From 8214470e310efc2f391ef12304149a2f54dc9c37 Mon Sep 17 00:00:00 2001
From: Matthew Harmsen <mharmsen@redhat.com>
Date: May 24 2017 00:47:55 +0000
Subject: Resolves: dogtag Pagure Issues #2618,2641,2655,2673,2674,2683,2684,2685,2690,2693,2694,2696,2701


- dogtagpki Pagure Issue #2618 - Allow CA to process pre-signed CMC renewal
  non-signing cert requests (cfu)
- dogtagpki Pagure Issue #2641 - Ensuring common audit log correctness
  (edewata)
- dogtagpki Pagure Issue #2655 - Adding serial number into
  CERT_REQUEST_PROCESSED audit event. (edewata)
- dogtagpki Pagure Issue #2673 - allow enrollment key signed CMC with identity
  proof (cfu)
- dogtagpki Pagure Issue #2674 - CA brought down during separate KRA instance
  creation (mharmsen)
- dogtagpki Pagure Issue #2683 - exception Invalid module "--ignore-banner"
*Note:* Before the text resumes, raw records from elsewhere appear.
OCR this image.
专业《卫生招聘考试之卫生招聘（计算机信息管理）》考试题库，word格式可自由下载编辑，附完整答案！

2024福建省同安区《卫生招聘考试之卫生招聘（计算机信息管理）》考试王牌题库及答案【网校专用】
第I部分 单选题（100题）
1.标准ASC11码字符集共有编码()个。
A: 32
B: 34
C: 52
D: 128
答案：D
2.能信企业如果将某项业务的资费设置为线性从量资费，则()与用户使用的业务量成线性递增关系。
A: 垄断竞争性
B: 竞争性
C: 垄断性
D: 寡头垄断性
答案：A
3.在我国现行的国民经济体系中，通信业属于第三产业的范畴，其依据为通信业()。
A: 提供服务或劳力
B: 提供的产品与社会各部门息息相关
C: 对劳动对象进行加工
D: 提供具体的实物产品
  when defined in ~/.dogtag/pki.conf and run pki pkcs12-import --help
  (edewata)
- dogtagpki Pagure Issue #2684 - CA installation with HSM in FIPS mode fails
  (jmagne)
- dogtagpki Pagure Issue #2685 - Add "is_fips_enabled()" method to Python
  pkispawn logic (mharmsen)
- dogtagpki Pagure Issue #2690 - Inconsistent CERT_REQUEST_PROCESSED event in
  ConnectorServlet. (edewata)
- dogtagpki Pagure Issue #2693 - Incorrect audit event outcome for
  agent-rejected cert request. (edewata)
- dogtagpki Pagure Issue #2694 -Incorrect audit event outcome for
  agent-canceled cert request. (edewata)
- dogtagpki Pagure Issue #2696 - CA CS.cfg shows default port (mharmsen)
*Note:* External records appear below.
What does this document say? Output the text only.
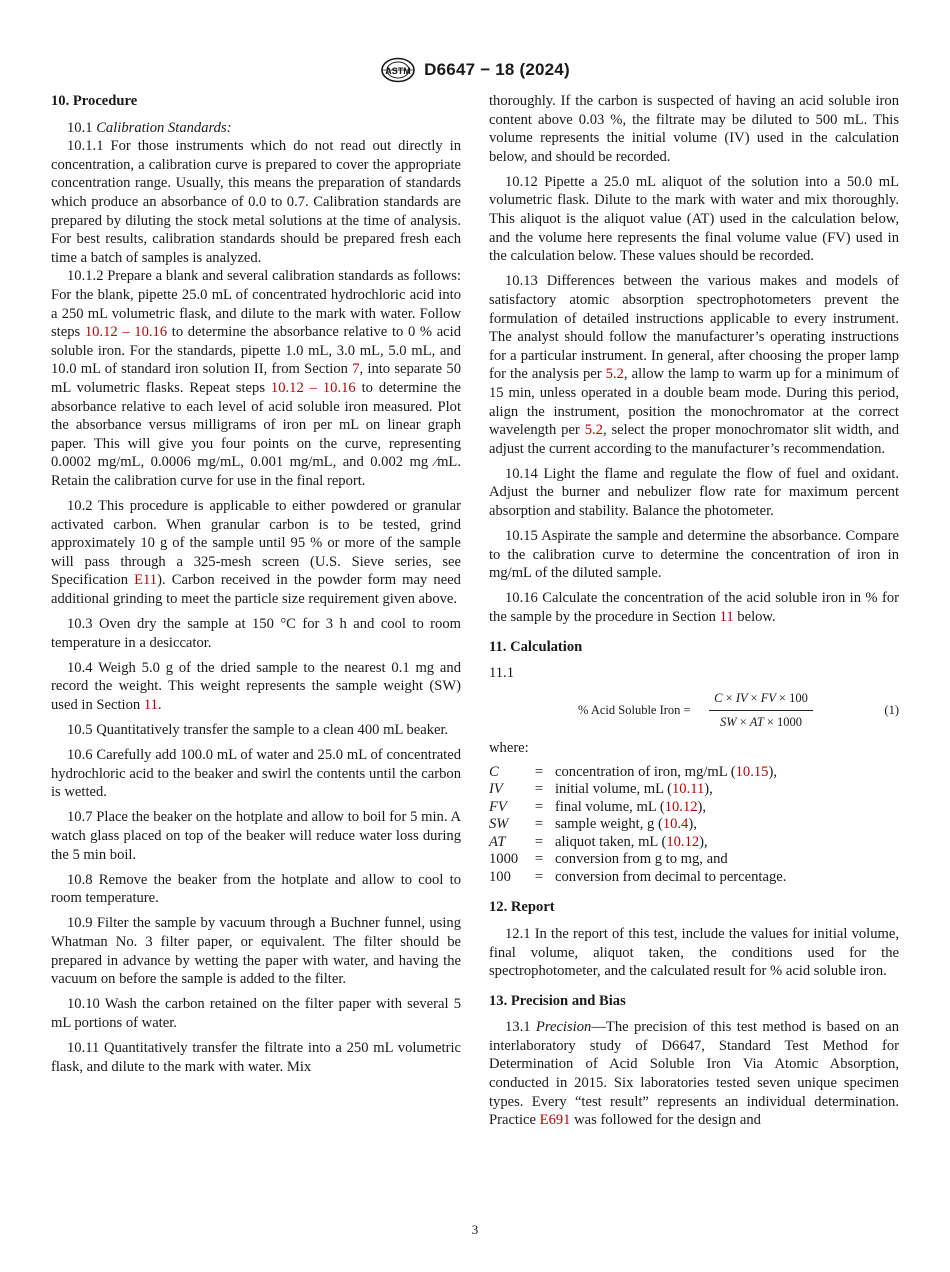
ASTM D6647 − 18 (2024)
10. Procedure

10.1 Calibration Standards:

10.1.1 For those instruments which do not read out directly in concentration, a calibration curve is prepared to cover the appropriate concentration range. Usually, this means the preparation of standards which produce an absorbance of 0.0 to 0.7. Calibration standards are prepared by diluting the stock metal solutions at the time of analysis. For best results, calibration standards should be prepared fresh each time a batch of samples is analyzed.

10.1.2 Prepare a blank and several calibration standards as follows: For the blank, pipette 25.0 mL of concentrated hydrochloric acid into a 250 mL volumetric flask, and dilute to the mark with water. Follow steps 10.12 – 10.16 to determine the absorbance relative to 0 % acid soluble iron. For the standards, pipette 1.0 mL, 3.0 mL, 5.0 mL, and 10.0 mL of standard iron solution II, from Section 7, into separate 50 mL volumetric flasks. Repeat steps 10.12 – 10.16 to determine the absorbance relative to each level of acid soluble iron measured. Plot the absorbance versus milligrams of iron per mL on linear graph paper. This will give you four points on the curve, representing 0.0002 mg/mL, 0.0006 mg/mL, 0.001 mg/mL, and 0.002 mg ⁄mL. Retain the calibration curve for use in the final report.

10.2 This procedure is applicable to either powdered or granular activated carbon. When granular carbon is to be tested, grind approximately 10 g of the sample until 95 % or more of the sample will pass through a 325-mesh screen (U.S. Sieve series, see Specification E11). Carbon received in the powder form may need additional grinding to meet the particle size requirement given above.

10.3 Oven dry the sample at 150 °C for 3 h and cool to room temperature in a desiccator.

10.4 Weigh 5.0 g of the dried sample to the nearest 0.1 mg and record the weight. This weight represents the sample weight (SW) used in Section 11.

10.5 Quantitatively transfer the sample to a clean 400 mL beaker.

10.6 Carefully add 100.0 mL of water and 25.0 mL of concentrated hydrochloric acid to the beaker and swirl the contents until the carbon is wetted.

10.7 Place the beaker on the hotplate and allow to boil for 5 min. A watch glass placed on top of the beaker will reduce water loss during the 5 min boil.

10.8 Remove the beaker from the hotplate and allow to cool to room temperature.

10.9 Filter the sample by vacuum through a Buchner funnel, using Whatman No. 3 filter paper, or equivalent. The filter should be prepared in advance by wetting the paper with water, and having the vacuum on before the sample is added to the filter.

10.10 Wash the carbon retained on the filter paper with several 5 mL portions of water.

10.11 Quantitatively transfer the filtrate into a 250 mL volumetric flask, and dilute to the mark with water. Mix

thoroughly. If the carbon is suspected of having an acid soluble iron content above 0.03 %, the filtrate may be diluted to 500 mL. This volume represents the initial volume (IV) used in the calculation below, and should be recorded.

10.12 Pipette a 25.0 mL aliquot of the solution into a 50.0 mL volumetric flask. Dilute to the mark with water and mix thoroughly. This aliquot is the aliquot value (AT) used in the calculation below, and the volume here represents the final volume value (FV) used in the calculation below. These values should be recorded.

10.13 Differences between the various makes and models of satisfactory atomic absorption spectrophotometers prevent the formulation of detailed instructions applicable to every instrument. The analyst should follow the manufacturer’s operating instructions for a particular instrument. In general, after choosing the proper lamp for the analysis per 5.2, allow the lamp to warm up for a minimum of 15 min, unless operated in a double beam mode. During this period, align the instrument, position the monochromator at the correct wavelength per 5.2, select the proper monochromator slit width, and adjust the current according to the manufacturer’s recommendation.

10.14 Light the flame and regulate the flow of fuel and oxidant. Adjust the burner and nebulizer flow rate for maximum percent absorption and stability. Balance the photometer.

10.15 Aspirate the sample and determine the absorbance. Compare to the calibration curve to determine the concentration of iron in mg/mL of the diluted sample.

10.16 Calculate the concentration of the acid soluble iron in % for the sample by the procedure in Section 11 below.

11. Calculation

11.1

% Acid Soluble Iron = $\frac{C \times IV \times FV \times 100}{SW \times AT \times 1000}$	(1)

where:

C	= concentration of iron, mg/mL (10.15),
IV	= initial volume, mL (10.11),
FV	= final volume, mL (10.12),
SW	= sample weight, g (10.4),
AT	= aliquot taken, mL (10.12),
1000	= conversion from g to mg, and
100	= conversion from decimal to percentage.
12. Report

12.1 In the report of this test, include the values for initial volume, final volume, aliquot taken, the conditions used for the spectrophotometer, and the calculated result for % acid soluble iron.

13. Precision and Bias

13.1 Precision—The precision of this test method is based on an interlaboratory study of D6647, Standard Test Method for Determination of Acid Soluble Iron Via Atomic Absorption, conducted in 2015. Six laboratories tested seven unique specimen types. Every “test result” represents an individual determination. Practice E691 was followed for the design and

3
- dogtagpki Pagure Issue #2701 - Unable to install IPA server due to pkispawn
  error (mharmsen)

---

diff --git a/.gitignore b/.gitignore
index 33c27f1..3a29af1 100644
--- a/.gitignore
+++ b/.gitignore
@@ -44,3 +44,4 @@
 /pki-core-10.4.2.tar.gz
 /pki-core-10.4.3.tar.gz
 /pki-core-10.4.4.tar.gz
+/pki-core-10.4.5.tar.gz
diff --git a/pki-core-Always-check-FIPS-mode-at-installation-time.patch b/pki-core-Always-check-FIPS-mode-at-installation-time.patch
new file mode 100644
index 0000000..544c36d
--- /dev/null
+++ b/pki-core-Always-check-FIPS-mode-at-installation-time.patch
@@ -0,0 +1,26 @@
+From 3249ddc2c19f6f5ded11823b345c9c58bae4750b Mon Sep 17 00:00:00 2001
+From: Matthew Harmsen <mharmsen@redhat.com>
+Date: Tue, 23 May 2017 11:46:41 -0600
+Subject: [PATCH] Always check FIPS mode at installation time
+
+- Bugzilla Bug #1454603 - Unable to install IPA server due to pkispawn error
+---
+ base/server/python/pki/server/deployment/scriptlets/initialization.py | 2 ++
+ 1 file changed, 2 insertions(+)
+
+diff --git a/base/server/python/pki/server/deployment/scriptlets/initialization.py b/base/server/python/pki/server/deployment/scriptlets/initialization.py
+index 0e31543..4dc4e9a 100644
+--- a/base/server/python/pki/server/deployment/scriptlets/initialization.py
++++ b/base/server/python/pki/server/deployment/scriptlets/initialization.py
+@@ -42,6 +42,8 @@ class PkiScriptlet(pkiscriptlet.AbstractBasePkiScriptlet):
+         # ALWAYS establish 'uid' and 'gid'
+         deployer.identity.set_uid(deployer.mdict['pki_user'])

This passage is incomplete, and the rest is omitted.